La construction d’une ligne ferroviaire sera plus qu’un projet de décongestion routière, explique Nando Bodha, ministre des Transports et des Infrastructures publiques. « L’île Maurice veut passer à une nouvelle étape de son développement. Et cela passe par des moyens de transport sophistiqués et une nouvelle urbanisation », explique le ministre.

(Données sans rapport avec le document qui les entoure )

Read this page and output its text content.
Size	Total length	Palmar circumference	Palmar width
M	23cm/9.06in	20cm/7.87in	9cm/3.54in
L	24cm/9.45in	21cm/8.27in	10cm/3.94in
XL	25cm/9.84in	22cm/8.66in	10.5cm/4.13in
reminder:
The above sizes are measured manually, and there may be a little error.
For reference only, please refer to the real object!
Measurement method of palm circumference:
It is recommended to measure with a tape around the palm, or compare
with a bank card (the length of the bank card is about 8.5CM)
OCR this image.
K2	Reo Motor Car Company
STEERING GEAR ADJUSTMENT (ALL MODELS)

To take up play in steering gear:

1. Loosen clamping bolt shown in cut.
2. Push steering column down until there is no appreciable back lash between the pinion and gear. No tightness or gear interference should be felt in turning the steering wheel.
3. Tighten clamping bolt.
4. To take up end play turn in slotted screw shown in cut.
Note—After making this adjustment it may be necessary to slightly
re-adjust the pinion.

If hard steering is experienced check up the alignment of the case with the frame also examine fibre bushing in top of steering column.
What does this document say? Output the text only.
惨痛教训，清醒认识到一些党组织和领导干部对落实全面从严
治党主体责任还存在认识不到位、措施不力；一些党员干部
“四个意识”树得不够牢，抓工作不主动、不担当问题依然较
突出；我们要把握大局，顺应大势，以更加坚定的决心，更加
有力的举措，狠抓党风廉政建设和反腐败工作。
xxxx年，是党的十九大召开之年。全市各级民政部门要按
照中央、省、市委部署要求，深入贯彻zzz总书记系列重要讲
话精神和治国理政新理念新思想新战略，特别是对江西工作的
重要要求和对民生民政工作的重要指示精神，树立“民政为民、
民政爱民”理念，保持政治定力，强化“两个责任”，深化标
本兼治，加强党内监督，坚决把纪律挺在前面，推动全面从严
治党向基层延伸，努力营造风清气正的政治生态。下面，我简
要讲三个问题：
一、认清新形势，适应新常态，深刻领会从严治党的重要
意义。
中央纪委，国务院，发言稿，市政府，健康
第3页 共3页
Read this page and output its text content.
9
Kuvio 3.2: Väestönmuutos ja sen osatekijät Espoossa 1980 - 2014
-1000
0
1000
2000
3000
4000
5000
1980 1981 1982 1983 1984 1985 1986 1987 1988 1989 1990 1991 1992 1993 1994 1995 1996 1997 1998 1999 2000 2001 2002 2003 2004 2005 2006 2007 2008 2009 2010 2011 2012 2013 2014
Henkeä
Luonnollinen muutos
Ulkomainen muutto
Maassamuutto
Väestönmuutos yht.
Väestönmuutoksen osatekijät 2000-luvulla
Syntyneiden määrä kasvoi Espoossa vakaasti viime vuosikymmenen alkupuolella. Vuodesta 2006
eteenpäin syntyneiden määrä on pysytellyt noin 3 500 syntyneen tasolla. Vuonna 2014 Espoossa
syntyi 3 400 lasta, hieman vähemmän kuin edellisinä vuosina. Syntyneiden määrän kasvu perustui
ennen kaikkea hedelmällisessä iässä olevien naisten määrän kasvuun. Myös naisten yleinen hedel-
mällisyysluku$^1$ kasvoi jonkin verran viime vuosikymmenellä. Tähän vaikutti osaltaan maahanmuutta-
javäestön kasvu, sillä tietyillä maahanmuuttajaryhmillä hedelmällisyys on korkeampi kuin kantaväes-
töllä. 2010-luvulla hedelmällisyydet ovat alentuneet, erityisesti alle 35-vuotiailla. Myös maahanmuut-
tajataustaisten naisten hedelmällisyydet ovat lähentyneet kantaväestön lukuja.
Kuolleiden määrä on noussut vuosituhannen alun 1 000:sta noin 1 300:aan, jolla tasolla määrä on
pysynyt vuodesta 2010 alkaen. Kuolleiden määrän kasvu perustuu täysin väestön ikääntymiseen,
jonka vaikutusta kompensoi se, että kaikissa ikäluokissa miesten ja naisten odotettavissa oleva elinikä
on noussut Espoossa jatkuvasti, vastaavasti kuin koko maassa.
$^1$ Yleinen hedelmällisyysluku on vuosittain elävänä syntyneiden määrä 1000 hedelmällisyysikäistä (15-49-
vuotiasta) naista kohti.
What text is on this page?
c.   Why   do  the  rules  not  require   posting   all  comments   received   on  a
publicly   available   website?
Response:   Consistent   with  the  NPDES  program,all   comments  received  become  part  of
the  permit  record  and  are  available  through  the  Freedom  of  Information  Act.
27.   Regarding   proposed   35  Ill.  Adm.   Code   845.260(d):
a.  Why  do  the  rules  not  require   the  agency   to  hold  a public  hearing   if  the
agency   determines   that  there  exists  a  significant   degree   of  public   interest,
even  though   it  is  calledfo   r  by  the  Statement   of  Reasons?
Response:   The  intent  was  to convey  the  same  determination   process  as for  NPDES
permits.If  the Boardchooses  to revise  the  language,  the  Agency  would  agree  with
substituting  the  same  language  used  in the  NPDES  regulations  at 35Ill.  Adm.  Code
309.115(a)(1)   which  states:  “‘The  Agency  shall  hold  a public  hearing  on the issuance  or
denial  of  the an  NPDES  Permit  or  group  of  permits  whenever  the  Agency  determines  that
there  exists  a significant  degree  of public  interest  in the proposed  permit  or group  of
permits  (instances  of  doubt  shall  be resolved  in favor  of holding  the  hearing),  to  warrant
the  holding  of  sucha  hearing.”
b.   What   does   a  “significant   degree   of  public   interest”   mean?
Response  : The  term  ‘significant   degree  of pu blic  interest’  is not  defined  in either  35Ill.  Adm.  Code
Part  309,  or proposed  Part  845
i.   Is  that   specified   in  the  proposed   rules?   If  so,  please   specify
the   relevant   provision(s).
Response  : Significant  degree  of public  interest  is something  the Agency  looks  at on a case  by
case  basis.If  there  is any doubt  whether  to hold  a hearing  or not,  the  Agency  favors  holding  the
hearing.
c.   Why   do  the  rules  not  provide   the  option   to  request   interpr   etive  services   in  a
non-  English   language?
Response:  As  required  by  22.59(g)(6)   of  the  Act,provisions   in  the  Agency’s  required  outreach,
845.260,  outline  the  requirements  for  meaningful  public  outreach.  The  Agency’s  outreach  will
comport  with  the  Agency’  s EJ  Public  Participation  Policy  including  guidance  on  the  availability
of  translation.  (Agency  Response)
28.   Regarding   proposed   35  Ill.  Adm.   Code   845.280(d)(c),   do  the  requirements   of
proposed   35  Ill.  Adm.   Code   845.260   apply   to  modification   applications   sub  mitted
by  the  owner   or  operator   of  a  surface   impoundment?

Maurice a mis 20 ans avant d’ouvrir ce chantier jugé trop coûteux. Sa réalisation devient possible grâce à New Delhi, qui a offert a Port-Louis un don de 252 millions d’euros et un prêt de 423 millions d’euros qui seront largement consacrés à ce projet d’infrastructure évalué à environ 600 millions d’euros.

Le ministre Nando Bodha.

Pour Maurice, « c’est quelque extraordinaire d’avoir pu lancer un projet aussi prestigieux et c’est grâce a ce généreux don de l’Inde », ajoute le ministre Bodha.

Ce montage financier est conditionné à un contrat de construction indien, attribué au géant Larsen & Toubro après un appel d’offres réservé aux Indiens. Son directeur général, S.N. Subrahmanyan, présente le projet mauricien comme son plus grand chantier en Afrique:

C’est pour nous un projet énorme. Donc, nous ferons appel à nos meilleures ressources, nos meilleures compétences et nos meilleurs ingénieurs pour faire de ce projet notre faire valoir en Afrique.

Le trajet sera de long de 26 kilomètres pour 18 trains et 19 stations. Les trains eux seront construits par CAF, le constructeur ferroviaire espagnol. La mise en chantier est prévue en septembre prochain pour la livraison d’un premier trajet de Rose-Hill à Port-Louis, en septembre 2019. La totalité du chantier sera complétée en 2021.

Le gouvernement mauricien a fait appel à société d’Etat singapourienne Singapore Corporation Enterprise, en tant que consultant de ce projet.

Un projet controversé

Ce projet a été au centre de beaucoup de controverses dans l'île. L'association Plateforme anti Metro (PAM), qui a manifesté lundi devant le Parlement à Port-Louis, estime que le métro créera davantage de problèmes de circulation, au lieu de réduire les embouteillages chroniques à l'entrée et à la sortie de la capitale le matin et dans l'après-midi.

L'idée de l'introduction d'un métro léger à Maurice avait émergé en 1987. Le projet a fait l'objet de plusieurs études de faisabilité. Il était sur le point d'être lancé par l'ancien gouvernement mauricien avant les élections générales de décembre 2014. Mais le nouveau gouvernement avait finalement jugé le projet trop coûteux. Il a été relancé l'année dernière après la décision du gouvernement indien d'accorder une aide financière.